Neal Gabler has an interesting opinion piece in the Los Angeles Times tracing the roots of modern Republican electoral success not back to Goldwater, as the story often goes, but instead to the vicious scapegoating of McCarthy.

In a way, Goldwater was less a fulfillment of McCarthy conservatism than a slight diversion from it. Goldwater was ideological — an economic individualist. He hated government more than he loved winning, and though he was certainly not above using the McCarthy appeal to resentment or accusing his opponents of socialism, he lacked McCarthy’s blood- lust. McCarthy’s real heir was Nixon, who mainstreamed McCarthyism in 1968 by substituting liberals, youth and minorities for communists and intellectuals, and fueling resentments as McCarthy had. In his 1972 reelection, playing relentlessly on those resentments, Nixon effectively disassembled the old Roosevelt coalition, peeling off Catholics, evangelicals and working-class Democrats, and changed American politics far more than Goldwater ever would.
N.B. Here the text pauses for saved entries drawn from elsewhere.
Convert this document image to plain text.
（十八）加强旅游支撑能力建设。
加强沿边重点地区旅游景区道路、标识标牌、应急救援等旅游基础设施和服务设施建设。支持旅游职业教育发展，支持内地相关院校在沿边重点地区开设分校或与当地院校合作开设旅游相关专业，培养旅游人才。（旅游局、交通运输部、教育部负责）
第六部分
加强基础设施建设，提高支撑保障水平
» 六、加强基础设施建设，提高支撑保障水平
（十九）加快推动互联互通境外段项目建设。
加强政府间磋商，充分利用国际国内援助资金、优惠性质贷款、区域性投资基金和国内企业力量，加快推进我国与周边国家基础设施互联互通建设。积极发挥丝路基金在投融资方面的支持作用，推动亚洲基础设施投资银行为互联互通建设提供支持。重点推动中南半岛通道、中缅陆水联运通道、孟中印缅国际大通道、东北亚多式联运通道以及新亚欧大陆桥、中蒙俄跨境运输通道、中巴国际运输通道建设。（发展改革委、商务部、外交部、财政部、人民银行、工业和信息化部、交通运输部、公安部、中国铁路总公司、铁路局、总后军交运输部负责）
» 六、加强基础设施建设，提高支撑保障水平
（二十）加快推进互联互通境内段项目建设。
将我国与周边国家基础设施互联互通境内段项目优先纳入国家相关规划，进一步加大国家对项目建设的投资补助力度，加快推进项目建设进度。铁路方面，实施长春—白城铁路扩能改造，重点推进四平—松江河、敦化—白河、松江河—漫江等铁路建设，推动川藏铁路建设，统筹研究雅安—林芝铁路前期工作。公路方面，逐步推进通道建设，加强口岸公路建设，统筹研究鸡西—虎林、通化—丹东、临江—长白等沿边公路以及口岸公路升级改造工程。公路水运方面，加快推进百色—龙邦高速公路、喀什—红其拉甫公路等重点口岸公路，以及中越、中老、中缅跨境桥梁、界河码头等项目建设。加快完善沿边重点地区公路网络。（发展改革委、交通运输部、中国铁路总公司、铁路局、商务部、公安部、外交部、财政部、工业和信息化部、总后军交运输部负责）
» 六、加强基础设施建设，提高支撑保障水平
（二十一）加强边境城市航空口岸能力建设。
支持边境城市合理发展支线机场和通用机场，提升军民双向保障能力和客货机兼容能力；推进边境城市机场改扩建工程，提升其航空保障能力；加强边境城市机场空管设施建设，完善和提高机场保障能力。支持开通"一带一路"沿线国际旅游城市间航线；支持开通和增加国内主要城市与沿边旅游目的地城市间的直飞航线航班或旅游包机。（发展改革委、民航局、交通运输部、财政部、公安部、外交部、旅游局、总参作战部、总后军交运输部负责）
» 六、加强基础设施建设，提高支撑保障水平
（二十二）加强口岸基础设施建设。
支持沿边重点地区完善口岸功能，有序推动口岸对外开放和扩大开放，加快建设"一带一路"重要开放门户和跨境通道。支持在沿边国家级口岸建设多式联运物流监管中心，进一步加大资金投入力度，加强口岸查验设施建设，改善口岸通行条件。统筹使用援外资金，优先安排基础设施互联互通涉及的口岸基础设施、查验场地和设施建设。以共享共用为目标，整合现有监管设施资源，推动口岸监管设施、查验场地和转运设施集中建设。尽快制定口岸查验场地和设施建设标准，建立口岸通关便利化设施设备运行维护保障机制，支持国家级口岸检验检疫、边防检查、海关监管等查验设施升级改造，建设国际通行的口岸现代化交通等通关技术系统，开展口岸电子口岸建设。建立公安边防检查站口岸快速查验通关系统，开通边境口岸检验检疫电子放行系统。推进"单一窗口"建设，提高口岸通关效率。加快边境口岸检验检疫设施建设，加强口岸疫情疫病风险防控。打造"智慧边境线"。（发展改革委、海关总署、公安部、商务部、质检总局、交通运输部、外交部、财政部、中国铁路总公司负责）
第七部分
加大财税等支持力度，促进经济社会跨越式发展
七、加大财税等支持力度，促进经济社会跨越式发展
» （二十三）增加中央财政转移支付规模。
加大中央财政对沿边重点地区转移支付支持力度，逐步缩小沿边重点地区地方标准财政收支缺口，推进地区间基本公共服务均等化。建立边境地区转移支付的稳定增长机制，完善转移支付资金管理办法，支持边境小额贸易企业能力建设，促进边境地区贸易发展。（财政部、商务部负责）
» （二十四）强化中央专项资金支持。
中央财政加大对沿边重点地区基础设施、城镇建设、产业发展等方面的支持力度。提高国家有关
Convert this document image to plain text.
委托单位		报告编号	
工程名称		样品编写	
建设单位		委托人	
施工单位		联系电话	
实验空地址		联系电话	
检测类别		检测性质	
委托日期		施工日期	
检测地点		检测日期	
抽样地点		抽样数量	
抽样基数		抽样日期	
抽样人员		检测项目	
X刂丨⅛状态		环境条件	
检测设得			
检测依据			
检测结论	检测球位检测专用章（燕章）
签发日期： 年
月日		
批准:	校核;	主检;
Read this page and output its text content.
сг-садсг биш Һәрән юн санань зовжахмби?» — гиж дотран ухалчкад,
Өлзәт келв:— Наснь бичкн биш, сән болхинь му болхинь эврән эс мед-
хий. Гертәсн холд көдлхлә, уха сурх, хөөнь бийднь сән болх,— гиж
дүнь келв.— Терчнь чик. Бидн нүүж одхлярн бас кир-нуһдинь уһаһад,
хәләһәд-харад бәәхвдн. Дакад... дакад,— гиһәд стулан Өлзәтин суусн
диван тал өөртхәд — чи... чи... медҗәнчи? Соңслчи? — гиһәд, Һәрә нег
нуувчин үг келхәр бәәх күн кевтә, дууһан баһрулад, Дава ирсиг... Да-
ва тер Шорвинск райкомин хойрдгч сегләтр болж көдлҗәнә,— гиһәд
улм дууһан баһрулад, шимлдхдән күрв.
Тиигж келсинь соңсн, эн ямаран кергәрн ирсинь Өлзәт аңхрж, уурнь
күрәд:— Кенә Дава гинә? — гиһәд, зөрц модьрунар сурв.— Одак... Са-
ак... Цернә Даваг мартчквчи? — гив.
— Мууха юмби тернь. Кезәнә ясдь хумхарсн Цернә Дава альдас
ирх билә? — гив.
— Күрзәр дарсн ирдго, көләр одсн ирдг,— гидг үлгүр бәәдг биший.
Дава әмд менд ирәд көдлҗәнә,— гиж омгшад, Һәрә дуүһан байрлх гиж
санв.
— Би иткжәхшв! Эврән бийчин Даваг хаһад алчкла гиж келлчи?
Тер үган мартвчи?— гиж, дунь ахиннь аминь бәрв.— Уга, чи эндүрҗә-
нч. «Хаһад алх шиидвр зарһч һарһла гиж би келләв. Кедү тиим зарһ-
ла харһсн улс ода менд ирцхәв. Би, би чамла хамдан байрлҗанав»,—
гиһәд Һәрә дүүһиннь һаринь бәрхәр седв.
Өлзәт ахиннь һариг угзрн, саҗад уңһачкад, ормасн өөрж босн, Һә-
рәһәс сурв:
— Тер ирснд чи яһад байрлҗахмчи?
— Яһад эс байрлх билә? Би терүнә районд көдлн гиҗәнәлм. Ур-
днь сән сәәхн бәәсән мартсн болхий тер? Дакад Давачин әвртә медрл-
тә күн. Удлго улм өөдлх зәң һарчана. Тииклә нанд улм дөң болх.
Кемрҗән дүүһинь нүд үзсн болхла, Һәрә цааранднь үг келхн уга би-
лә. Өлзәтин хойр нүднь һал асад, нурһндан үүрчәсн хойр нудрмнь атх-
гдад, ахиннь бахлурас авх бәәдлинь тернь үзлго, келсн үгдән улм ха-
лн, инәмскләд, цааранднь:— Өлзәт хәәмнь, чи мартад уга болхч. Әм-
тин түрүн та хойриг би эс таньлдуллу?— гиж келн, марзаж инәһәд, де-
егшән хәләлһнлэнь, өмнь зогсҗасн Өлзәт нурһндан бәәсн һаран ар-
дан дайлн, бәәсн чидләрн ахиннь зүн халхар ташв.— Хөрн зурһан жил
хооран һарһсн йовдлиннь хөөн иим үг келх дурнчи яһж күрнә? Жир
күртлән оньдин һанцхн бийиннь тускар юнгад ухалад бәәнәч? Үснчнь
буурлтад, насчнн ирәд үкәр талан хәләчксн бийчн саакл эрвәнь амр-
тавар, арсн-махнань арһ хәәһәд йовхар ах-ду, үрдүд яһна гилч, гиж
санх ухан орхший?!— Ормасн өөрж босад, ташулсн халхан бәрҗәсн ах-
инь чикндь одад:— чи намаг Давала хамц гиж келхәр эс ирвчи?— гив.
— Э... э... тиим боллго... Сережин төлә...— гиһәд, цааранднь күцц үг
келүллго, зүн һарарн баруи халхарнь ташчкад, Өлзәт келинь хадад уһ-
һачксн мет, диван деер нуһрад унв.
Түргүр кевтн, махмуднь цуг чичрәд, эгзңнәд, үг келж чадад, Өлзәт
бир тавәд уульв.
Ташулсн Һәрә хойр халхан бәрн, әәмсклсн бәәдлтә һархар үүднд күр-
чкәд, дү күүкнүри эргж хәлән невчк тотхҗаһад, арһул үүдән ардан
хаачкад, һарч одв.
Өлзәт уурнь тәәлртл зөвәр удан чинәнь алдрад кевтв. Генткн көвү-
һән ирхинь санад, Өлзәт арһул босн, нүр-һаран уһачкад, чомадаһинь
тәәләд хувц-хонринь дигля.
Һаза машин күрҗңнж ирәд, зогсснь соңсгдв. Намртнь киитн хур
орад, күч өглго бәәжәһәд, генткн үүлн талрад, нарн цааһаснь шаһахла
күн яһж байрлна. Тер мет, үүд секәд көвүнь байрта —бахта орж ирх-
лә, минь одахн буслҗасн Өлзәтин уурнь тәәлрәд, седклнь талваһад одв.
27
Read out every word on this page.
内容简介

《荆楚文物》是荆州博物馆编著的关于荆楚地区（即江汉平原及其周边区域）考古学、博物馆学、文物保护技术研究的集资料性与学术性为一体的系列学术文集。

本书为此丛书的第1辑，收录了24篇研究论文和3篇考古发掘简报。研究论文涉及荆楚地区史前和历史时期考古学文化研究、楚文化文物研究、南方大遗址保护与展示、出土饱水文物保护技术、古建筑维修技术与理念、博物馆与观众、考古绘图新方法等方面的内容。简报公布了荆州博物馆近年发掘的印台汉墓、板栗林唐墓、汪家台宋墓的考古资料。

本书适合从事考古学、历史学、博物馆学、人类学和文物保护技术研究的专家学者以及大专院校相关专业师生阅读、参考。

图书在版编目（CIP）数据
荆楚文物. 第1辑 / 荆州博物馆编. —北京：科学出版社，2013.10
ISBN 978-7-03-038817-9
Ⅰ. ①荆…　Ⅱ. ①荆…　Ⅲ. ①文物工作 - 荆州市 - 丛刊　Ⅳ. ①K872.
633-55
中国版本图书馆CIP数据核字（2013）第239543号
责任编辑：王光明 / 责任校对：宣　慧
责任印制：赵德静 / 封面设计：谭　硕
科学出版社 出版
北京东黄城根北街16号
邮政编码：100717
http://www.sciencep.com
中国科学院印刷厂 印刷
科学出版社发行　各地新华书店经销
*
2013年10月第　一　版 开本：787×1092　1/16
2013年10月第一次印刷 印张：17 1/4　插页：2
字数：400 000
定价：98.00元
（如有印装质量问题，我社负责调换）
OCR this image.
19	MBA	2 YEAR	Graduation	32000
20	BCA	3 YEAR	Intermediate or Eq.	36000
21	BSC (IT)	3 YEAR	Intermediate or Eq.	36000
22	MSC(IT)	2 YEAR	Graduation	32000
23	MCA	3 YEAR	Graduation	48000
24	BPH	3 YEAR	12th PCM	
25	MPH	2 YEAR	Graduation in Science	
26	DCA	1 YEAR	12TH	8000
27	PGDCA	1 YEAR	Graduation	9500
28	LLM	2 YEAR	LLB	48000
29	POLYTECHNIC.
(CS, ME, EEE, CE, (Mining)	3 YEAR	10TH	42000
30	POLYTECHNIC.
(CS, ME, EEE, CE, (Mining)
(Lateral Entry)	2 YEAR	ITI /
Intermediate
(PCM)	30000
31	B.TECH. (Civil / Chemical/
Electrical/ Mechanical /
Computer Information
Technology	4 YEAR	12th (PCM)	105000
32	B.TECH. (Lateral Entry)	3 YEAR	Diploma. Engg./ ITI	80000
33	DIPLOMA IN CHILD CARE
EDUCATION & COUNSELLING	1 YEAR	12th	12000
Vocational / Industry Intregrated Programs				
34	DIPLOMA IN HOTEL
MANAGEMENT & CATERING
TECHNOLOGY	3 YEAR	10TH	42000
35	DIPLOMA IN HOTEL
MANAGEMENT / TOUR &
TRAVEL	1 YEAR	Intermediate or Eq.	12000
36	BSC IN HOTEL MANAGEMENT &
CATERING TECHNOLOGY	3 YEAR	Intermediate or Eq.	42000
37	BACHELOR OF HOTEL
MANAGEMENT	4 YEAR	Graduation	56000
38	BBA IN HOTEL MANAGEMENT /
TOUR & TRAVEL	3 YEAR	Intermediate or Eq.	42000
Today, these former liberals are known as Reagan Democrats, but they were Nixon voters before they were Reagan voters, and they were McCarthy supporters before they were either. A good deal of McCarthy’s support came from Catholics and evangelical Protestants who, along with Southerners, would form the basis of the new conservative coalition. Nixon simply mastered what McCarthy had authored. You demonize the opposition and polarize the electorate to win.

Sarah Palin’s tactics in the past election fell right along these same lines, which is why many of us find her so disgusting. Still, I hope she runs in 2012 because I don’t think she has the knowledge necessary to pull off a sustained smear campaign.